Martha Corinne returns to the Walton home with John-Boy. Grandma is unhappy, until Olivia finally gets John-Boy to explain the real reason for the return.
And so Martha Corinne helps Ben finish his pony cart, including painting it for him.
The location for the field of daisies presented a challenge. Our only filming off the lot was Frazier Park, and with the ninety mile commute to and from, even if we could have found a place to film, lack of time would have prevented it. So Ed Graves, the art director, had to create it on the Warner Bros. back lot. There were no fields of daisies back there. Unlike MGM’s back lot, there were no fields. It was all wooded areas and dirt roads. So Ed found a place where there was a fork in the dirt road. Where the fork led off to the right would be the path for the pony cart. Where the fork led off to the left, he created our field of daisies.

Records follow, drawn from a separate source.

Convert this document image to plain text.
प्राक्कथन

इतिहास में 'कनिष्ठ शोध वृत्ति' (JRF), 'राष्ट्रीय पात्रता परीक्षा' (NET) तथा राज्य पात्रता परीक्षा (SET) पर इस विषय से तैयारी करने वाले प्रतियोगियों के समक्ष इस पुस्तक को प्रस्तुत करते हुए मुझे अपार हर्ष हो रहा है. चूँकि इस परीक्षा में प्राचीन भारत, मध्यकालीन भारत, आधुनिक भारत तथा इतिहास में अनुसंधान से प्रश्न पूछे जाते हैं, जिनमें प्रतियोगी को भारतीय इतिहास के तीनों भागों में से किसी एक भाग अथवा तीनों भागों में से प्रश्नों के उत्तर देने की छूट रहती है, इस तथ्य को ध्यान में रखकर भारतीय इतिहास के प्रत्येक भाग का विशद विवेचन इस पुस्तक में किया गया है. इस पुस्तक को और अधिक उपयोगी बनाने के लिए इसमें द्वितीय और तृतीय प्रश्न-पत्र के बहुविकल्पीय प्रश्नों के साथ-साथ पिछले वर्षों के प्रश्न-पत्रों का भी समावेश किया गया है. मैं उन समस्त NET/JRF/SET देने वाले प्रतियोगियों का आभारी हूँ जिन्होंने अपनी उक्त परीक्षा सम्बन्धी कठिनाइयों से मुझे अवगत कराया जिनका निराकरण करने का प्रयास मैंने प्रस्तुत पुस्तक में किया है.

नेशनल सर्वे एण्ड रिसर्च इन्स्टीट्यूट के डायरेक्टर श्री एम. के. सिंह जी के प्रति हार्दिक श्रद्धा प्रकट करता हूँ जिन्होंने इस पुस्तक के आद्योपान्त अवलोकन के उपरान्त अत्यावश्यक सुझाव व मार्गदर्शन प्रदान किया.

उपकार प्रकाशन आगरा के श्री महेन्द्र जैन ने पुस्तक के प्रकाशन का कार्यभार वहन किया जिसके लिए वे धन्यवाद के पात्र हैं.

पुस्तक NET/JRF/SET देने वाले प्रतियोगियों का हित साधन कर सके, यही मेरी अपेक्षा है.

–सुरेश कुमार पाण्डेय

And again I was allowed to alter the usual “Good Night” ending.
Beulah the night she won the Emmy.
It came with the picture
Beulah told me of her two great professional disappointments. The first was when she was cast as Aunt Polly in David Selznick’s production of TOM SAWYER, and then was replaced by May Robson. But the bigger disappointment was when in 1939 she was contacted by 20th Century Fox Studios and asked to do a screen test. By this time in her career, Beulah did not do screen tests. She had been in Hollywood since 1931 and had had two Academy Award nominations. But this was a request from John Ford. He would be directing the test, and Beulah was assured she was the only person being tested. The role was Ma Joad in THE GRAPES OF WRATH. Beulah agreed to do the test. The script for the test was sent to her, and after she read it, she called the studio to request a delay of a week before testing. They agreed. Beulah had a plan. She dug into her personal wardrobe to put together a suitable costume. She told me she went into her yard and dug her hands into the ground to get dirt under her finger nails. She called a friend, who agreed to drive her on her little expedition. They traveled to northern California, where Beulah ’visited’ the Okie camps, camps that were set up to accommodate the vast number of people from Oklahoma arriving in California, the source for the material in John Steinbeck’s acclaimed novel. I asked Beulah whether she was ever recognized; after all by this time she was a screen celebrity. She said only once, and she made a hasty retreat. She visited several camps, and then returned to Los Angeles to prepare, as only Beulah prepared, for her screen test. The day of the test arrived, and Beulah reported to the studio, where Mr. Ford directed the several scenes. As she was leaving, the actor who had appeared with her in the test, in saying goodbye said, “Miss Bondi, I know my opinion doesn’t mean anything, I’m just a contract player here at the studio, but I just want you to know that I think you’re the best of all the actresses who have tested for this role.” Beulah said that she knew then she would not play Ma Joad, that it woud probably be portrayed by an actress under contract to the studio.
A loss of a role for the actress. A greater loss to film art of what would have been a legendary performance by a true screen immortal.